Title:Methylglyoxal, A Metabolite Increased in Diabetes is Associated with Insulin Resistance, Vascular Dysfunction and Neuropathies
VOLUME: 17 ISSUE: 4
Author(s):Yousif A. Shamsaldeen, Louise S. Mackenzie, Lisa A. Lione and Christopher D. Benham
Affiliation:Department of Pharmacology, School of Life and Medical Sciences, College lane, University of Hertfordshire, Hatfield, Hertfordshire, AL109AB, UK.
Keywords:Diabetes, endothelial dysfunction, glucose, insulin, methylglyoxal, nephropathy, neuropathic pain, retinopathy.
Abstract:Background: Diabetes mellitus (DM) is a pandemic metabolic disease characterized by a chronically
elevated blood glucose concentration (hyperglycemia) due to insulin dysfunction. Approximately 50% of diabetics
show diabetes complications by the time they are diagnosed. Vascular dysfunction, nephropathy and neuropathic
pain are common diabetes complications. Chronic hyperglycemia contributes to reactive oxygen species (ROS)
generation such as methylglyoxal (MGO).
Methods: Peer reviewed research papers were studied through bibliographic databases searching focused on review
questions and inclusion/exclusion criteria. The reviewed papers were appraised according to the searching focus.
The characteristics of screened papers were described, and a deductive qualitative content analysis methodology
was applied to the included studies using a conceptual framework to yield this comprehensive systematic review.
Results: Sixty-six papers were included in this review. Eleven papers related methylglyoxal generation to carbohydrates metabolism, ten
papers related lipid metabolism to methylglyoxal and 5 papers showed the proteolytic pathways that contribute to methylglyoxal generation.

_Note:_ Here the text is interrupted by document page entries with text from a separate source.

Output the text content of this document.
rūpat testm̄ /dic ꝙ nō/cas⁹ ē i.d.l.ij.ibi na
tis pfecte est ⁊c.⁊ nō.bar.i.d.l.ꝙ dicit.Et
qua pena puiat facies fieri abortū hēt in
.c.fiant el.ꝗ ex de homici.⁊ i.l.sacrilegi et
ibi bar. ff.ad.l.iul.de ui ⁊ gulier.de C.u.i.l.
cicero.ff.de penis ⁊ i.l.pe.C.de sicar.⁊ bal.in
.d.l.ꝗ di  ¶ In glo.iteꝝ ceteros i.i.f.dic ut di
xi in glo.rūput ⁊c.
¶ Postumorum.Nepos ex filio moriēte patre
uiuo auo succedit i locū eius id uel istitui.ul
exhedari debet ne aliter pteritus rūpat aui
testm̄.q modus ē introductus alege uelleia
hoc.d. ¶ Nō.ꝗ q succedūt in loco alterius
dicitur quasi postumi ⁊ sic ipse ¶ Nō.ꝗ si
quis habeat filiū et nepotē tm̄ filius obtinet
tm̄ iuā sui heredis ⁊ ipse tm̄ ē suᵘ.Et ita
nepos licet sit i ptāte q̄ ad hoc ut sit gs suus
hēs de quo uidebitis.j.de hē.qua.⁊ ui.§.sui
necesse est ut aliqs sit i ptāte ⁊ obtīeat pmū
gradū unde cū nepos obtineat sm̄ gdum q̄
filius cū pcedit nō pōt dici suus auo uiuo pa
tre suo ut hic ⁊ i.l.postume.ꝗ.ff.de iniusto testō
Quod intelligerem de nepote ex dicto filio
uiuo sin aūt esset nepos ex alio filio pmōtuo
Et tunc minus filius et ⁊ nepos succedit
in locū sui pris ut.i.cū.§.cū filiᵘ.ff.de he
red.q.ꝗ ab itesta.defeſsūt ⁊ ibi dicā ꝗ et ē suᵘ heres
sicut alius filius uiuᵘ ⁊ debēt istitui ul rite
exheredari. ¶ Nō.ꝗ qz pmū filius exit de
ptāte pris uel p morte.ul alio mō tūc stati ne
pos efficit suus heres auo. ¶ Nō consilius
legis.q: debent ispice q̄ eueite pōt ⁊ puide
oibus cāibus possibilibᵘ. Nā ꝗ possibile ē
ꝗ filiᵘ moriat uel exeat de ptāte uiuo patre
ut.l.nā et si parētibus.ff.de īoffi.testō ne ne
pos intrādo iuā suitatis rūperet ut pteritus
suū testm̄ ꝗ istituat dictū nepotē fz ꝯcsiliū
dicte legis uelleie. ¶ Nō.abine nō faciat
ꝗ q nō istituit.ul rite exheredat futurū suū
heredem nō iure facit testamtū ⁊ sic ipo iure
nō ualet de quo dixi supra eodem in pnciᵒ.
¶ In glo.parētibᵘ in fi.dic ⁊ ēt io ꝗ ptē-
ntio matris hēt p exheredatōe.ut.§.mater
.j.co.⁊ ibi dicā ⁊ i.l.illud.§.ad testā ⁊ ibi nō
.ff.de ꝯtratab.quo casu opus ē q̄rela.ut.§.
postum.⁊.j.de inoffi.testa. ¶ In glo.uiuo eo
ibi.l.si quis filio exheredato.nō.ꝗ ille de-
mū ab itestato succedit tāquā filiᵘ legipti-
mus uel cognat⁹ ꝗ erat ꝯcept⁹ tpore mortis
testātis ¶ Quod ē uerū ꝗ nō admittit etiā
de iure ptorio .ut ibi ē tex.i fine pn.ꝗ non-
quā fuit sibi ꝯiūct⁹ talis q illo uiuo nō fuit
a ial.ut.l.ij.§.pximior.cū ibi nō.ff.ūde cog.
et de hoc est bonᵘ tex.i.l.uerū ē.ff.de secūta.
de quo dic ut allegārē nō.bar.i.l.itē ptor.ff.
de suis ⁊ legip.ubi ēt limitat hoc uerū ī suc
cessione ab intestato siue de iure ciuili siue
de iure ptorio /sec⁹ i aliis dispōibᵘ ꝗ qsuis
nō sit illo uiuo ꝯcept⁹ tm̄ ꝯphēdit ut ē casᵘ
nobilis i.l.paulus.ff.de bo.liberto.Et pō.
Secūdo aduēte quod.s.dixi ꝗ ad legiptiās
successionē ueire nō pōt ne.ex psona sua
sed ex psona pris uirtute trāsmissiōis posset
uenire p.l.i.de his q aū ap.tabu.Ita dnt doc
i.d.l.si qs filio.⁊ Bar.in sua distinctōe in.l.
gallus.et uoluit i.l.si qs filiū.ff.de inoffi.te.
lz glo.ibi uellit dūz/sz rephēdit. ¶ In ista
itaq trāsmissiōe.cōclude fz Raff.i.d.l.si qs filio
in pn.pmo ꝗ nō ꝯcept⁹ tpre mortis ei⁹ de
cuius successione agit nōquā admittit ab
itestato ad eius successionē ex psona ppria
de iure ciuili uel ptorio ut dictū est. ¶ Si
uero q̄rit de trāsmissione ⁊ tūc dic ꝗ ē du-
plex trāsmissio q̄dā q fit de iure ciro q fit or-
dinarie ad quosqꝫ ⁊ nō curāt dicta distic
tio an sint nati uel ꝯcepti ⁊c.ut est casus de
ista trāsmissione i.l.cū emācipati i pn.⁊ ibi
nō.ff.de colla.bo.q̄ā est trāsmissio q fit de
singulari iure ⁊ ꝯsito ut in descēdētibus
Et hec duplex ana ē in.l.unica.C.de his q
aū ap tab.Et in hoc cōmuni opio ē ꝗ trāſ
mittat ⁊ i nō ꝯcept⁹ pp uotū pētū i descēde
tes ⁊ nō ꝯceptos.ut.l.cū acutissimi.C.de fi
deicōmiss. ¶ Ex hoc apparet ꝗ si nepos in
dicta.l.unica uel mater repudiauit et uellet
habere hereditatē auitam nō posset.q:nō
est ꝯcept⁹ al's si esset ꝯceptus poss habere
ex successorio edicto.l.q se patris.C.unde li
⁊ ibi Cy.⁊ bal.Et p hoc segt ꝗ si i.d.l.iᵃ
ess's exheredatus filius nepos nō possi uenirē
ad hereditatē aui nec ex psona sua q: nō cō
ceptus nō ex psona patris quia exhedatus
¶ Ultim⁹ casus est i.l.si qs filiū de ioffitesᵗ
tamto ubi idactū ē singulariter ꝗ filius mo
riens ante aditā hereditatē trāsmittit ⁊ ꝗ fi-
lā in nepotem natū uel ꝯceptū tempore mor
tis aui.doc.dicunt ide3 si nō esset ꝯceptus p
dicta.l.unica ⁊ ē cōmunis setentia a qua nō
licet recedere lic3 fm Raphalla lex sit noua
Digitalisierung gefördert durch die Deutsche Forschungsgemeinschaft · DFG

Methylglyoxal metabolism was derived from 7 papers. Descriptive figure 1 was drawn to explain methylglyoxal sources and how
diabetes increases methylglyoxal generation. Furthermore, twenty-six papers related methylglyoxal to diabetes complications from which
9 papers showed methylglyoxal ability to induce insulin dysfunction, an effect which was described in schematic figure 2. Additionally,
fifteen papers revealed methylglyoxal contribution to vascular dysfunction and 3 papers showed methylglyoxal to cause neuropathic pain.
Methylglyoxal-induced vascular dysfunction was drawn in a comprehensive figure 3. This review correlated methylglyoxal with diabetes
and diabetes complications which were summarised in table 1.
Conclusion: The findings of this review suggesting methylglyoxal as an essential therapeutic target for managing diabetes in the future.